October 18, 2009

Playing House


Gaye Haugen asked me this morning at church if I’ve been learning a lot of new things since I’ve been married. She smiled knowingly. I promptly answered in the sense that it still feels as though we are playing house. I contemplated the fresh and obvious plots I have to effectively take care of this home - the trivial little things that I’ve accomplished with small huffs of pride, somewhat-successful dinner experiments, and humble morning tasks like bed-making and the assembly of hasty breakfasts for two before work. These are miniature triumphs compared to the greater call to a new bride. Let me broaden my reply more thoroughly.

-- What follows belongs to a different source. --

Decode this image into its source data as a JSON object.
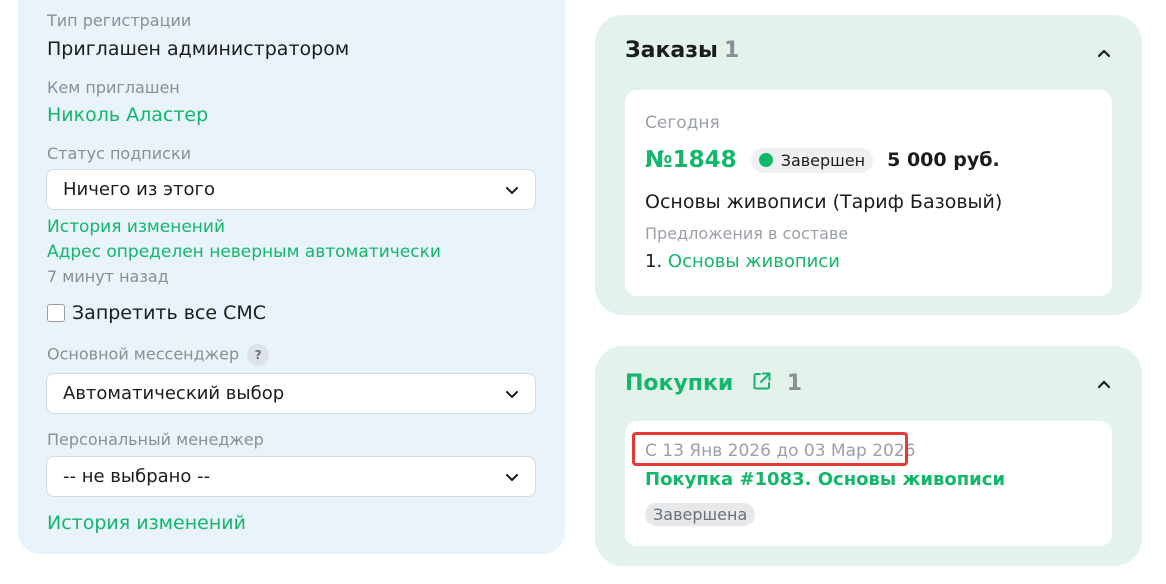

The new things I’ve been learning, Mrs. Haugen, are surely some of the most fascinating, electrifying, and profoundly mysterious lessons there are to be learned. I’m learning about the care and keeping of a husband. Oh, how little we knew as young girls playing “house”! How easy it was to dismiss our “husbands” to work all day while we “cooked” and “cleaned” and rocked our “babies” to sleep. When we played as such, our husbands never really came home. They didn’t have rough days or emotional needs or empty stomaches. Our invisible mates were simply too many characters to play at once, so we never explored their companionship. (I shall taunt the memories no further, lest I dissolve the beauty of being young ;).

Gone are my days of drinking imaginary tea from pink plastic cups, and shopping for cutouts of tomatoes, and swaddling sleeping dolls. I now long for the hour I know my husband is on his way home from work. My greatest pining is to invest time in him, and the result is a surplus of lessons learned far more valuable than home economics! Whether he is coming through the door or on his way out, there is required encouragement and love from his wife. Yes, I’m learning lots of new things. Proper housekeeping is the core of a functional and organized dwelling, but a vibrant, thriving marriage is the rich and fertile topsoil out of which grows an abundance of living. Without that, what good is it for me to know how to cook a chicken or clean a toilet?

I look to you and your marriage, Mrs. Haugen, as the result of one flourishing from a well-cultivated topsoil. And I admire it way it ripples and blesses the people in your community. That, I know without doubt, is one of the most spectacular calls on every marriage.